Che fine hanno fatto i nostri matti? Non li vediamo più animare una piazza ormai deserta. Al massimo ci passano davanti infreddoliti e rinserrati, chiusi in spalle d’uccello, che non sembrano più in grado di proteggerli, senza più il coraggio neanche di gridare il loro disagio.
Li conoscevamo tutti per nome, i nostri matti, ognuno con storie smozzicate e sconnesse, con una follia rabbonita e innocua, che faceva quasi parte dell’anima nascosta, ma comunque accogliente di un paese di provincia, come il nostro, come Ginosa.
A volte li sublimavamo, magari scoprendo un cuore d’artista, per neutralizzare la comune angoscia. In ogni caso erano parte di noi, i nostri matti.
Li immaginavamo tutti come possibili Ligabue o Dino Campana, ma era l’ennesima illusione per non vedere che la malattia mentale esiste e ci tallona alle spalle. In fondo anche i frizzi e lazzi dei ragazzi, erano a loro modo affettuosi, quando la rabbia non diventava un meccanismo di difesa.
I matti di paese sono sempre stati diversi dai matti di città. Il cinema me ne ha fatto un’icona, da Fellini a Tornatore, alla letteratura ebraica yiddish, che ne ritrovava, proprio come noi, la sua coscienza più remota.
Quando qualcuno se ne andava, quando qualche matto veniva rinchiuso, anche solo per un periodo, ne soffrivamo un po’ tutti.
Poi, quasi per esorcizzare il male che sentivamo dentro, ci gettavamo nella fretta e nella fatica della vita quotidiana.
Oggi la follia è più cupa, più arrabbiata. Anche prima, si chiudeva la vergogna in casa; ma il malato mentale, forse, pur in un dramma lacerante, si sentiva meno solo.

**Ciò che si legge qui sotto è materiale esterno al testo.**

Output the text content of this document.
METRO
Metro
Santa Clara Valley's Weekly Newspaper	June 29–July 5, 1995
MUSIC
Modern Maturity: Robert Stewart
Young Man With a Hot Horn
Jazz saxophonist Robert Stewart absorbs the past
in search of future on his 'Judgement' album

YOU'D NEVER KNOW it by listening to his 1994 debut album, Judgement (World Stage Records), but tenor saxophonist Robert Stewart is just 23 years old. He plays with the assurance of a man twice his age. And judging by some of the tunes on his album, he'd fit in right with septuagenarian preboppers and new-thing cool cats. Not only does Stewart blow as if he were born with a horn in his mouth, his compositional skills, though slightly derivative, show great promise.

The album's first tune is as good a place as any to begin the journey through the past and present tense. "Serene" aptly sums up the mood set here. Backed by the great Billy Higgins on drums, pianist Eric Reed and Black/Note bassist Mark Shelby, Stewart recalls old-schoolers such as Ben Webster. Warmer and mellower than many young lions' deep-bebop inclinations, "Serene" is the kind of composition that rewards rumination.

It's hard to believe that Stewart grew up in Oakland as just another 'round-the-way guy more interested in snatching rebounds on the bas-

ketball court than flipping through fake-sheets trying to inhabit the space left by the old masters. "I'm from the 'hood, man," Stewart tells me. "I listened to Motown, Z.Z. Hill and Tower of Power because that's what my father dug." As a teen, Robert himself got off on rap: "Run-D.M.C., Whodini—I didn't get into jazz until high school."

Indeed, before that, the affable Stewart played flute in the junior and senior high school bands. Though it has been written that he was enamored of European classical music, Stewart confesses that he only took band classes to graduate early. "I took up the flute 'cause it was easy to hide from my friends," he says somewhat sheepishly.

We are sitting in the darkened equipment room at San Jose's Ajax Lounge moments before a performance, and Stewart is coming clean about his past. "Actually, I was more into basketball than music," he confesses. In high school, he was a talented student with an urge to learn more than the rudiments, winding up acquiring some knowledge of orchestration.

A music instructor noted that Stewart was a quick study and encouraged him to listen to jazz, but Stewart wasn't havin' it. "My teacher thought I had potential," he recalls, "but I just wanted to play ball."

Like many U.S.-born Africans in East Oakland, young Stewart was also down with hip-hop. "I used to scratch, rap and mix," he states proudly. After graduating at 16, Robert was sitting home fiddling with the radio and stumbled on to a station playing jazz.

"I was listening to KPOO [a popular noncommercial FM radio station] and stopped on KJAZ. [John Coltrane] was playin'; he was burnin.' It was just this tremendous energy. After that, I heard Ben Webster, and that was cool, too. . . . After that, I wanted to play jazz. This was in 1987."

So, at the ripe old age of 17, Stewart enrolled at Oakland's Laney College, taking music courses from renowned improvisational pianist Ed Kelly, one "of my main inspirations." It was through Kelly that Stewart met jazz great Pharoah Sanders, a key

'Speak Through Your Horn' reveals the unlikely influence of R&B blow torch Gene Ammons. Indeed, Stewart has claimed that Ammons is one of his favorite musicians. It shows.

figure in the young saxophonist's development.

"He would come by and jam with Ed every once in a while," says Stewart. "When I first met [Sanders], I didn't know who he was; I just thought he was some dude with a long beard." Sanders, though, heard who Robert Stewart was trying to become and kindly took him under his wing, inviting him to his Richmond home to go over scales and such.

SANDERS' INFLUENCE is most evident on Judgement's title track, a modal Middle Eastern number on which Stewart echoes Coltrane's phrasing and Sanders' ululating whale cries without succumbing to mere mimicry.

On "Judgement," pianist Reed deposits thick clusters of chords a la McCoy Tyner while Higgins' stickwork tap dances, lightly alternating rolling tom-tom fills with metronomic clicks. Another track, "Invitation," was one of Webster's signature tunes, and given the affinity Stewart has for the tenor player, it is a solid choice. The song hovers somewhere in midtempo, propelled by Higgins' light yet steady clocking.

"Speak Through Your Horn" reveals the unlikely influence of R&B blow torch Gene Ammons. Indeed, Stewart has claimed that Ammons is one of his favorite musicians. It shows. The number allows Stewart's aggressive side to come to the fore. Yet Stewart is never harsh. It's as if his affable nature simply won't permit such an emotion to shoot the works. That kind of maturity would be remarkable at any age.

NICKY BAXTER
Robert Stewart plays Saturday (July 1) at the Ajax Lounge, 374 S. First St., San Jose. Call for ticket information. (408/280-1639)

Accogliemmo la legge Basaglia, nel 1980, come una manna dal cielo, ancora una volta ci dimostravamo illuminati, la nostra coscienza, miope e buonista era finalmente acquietata. Ma il matto non era solo una carta dei tarocchi.
Il Sud se ne rese conto quasi subito. L’eliminazione dei manicomi era solo un bellissimo sogno. Mancavano le strutture,
Gli ospedali psichiatrici continuavano a dibattersi tra un bivio e un baratro. Noi non eravamo a Trieste. Dalla cultura senza catene si passò repentinamente alla subcultura del farmaco. Ad ognuno la sua pillola. La malattia è un processo chimico, o no?
I tempi sono cambiati, i sogni, purtroppo, muoiono all’alba, lasciando il posto alla depressione, subdola, nebbiosa e imperante, arriva anche a vent’anni. Si comincia con gli ansiolitici, sperando di non arrivare mai alla terapia al litio.
Non si vuole ammettere, ma per prendere coscienza, per cominciare una cura ci vuole un grande coraggio, da parte delle famiglie e dei singoli. I centri di igiene mentale fanno quello che possono.
I matti, adesso, li chiamiamo folli, psicopatici. Saltano i ponti neuronali e di dialogo al mondo. La violenza esplode in un attimo. Quando è da chi non te l’aspetti. Un paese sempre più impaurito, si chiude nel freddo e nel buio di se stesso.
Le famiglie rimangono sempre più sole, schiacciate e annichilite da un peso troppo grande.
Forse un po’, la rimpiangiamo, la nostra piccola città dei matti. Forse era solo il titolo di un film, un’icona consolatoria, In un mondo che corre troppo. Ma ci piaceva molto.